Say what! Speech recognition gets faster, more accurate on Windows Phone


Your Windows Phone is becoming a better listener.

In a blog post today, the Bing team announced that voice search and voice-to-text—two popular Bing-powered phone features—are now up to twice as fast and 15 percent more accurate, a feat accomplished by exploiting some recent biology-inspired artificial intelligence breakthroughs from Microsoft Research scientists.

Check out the video below to see Bing’s Stefan Weitz and MSR’s Michael Tjalve demo some of these improvements on Windows Phone 8—or just try them yourself (U.S. only for now). Tap the Search button, then the little microphone icon, and then tell Bing to find something. I said, “Show me movies playing in Seattle” and my search results popped right up. You can also try dictating a text message or email (again, just look for the little mic icon in each of those apps). If you’ve never played around with the phone’s speech recognition features, this how-to article is a great place to start.

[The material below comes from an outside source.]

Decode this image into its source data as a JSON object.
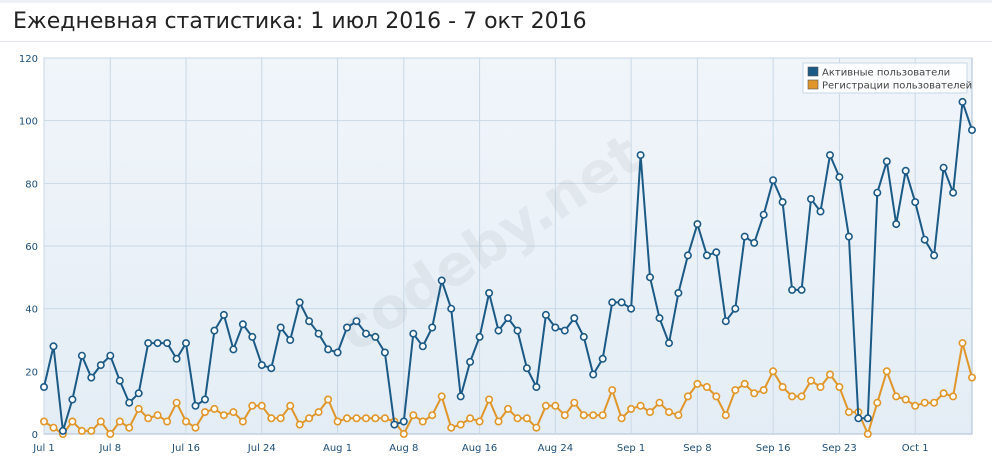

Teaching a computer to understand the human voice in both real time and noisy real-life environments is no easy feat. And it turns out there’s a fascinating backstory to how Bing engineers and their Microsoft Research collaborators pulled it off. The Inside Microsoft Research blog dives deeper into the science behind today’s news.

As you’ll see, it revolves around something called deep neural networks. You pretty much need a PhD to understand the details of this stuff, but simply put what’s cool about the research is that it draws on biology and the human brain’s natural pattern recognition ability for inspiration. In practice, deep neural networks involve lots of mind-twisting math, racks of fast computers, and a mountain of data to learn from.

As the post notes, deep neural networks show promise for other phone-related applications, too. One is real-time language translation. Imagine popping open the Bing Translator app on your phone, speaking in English, and hearing your voice simultaneously translated into Mandarin—and the Chinese-speaking voice even sounds just like you.

Don’t expect your phone to do that any time soon. But as MSR’s Rick Rashid demonstrated at a recent conference (a story described in today’s post), it’s also not necessarily science fiction and just one example of what deep neural network research might someday make possible.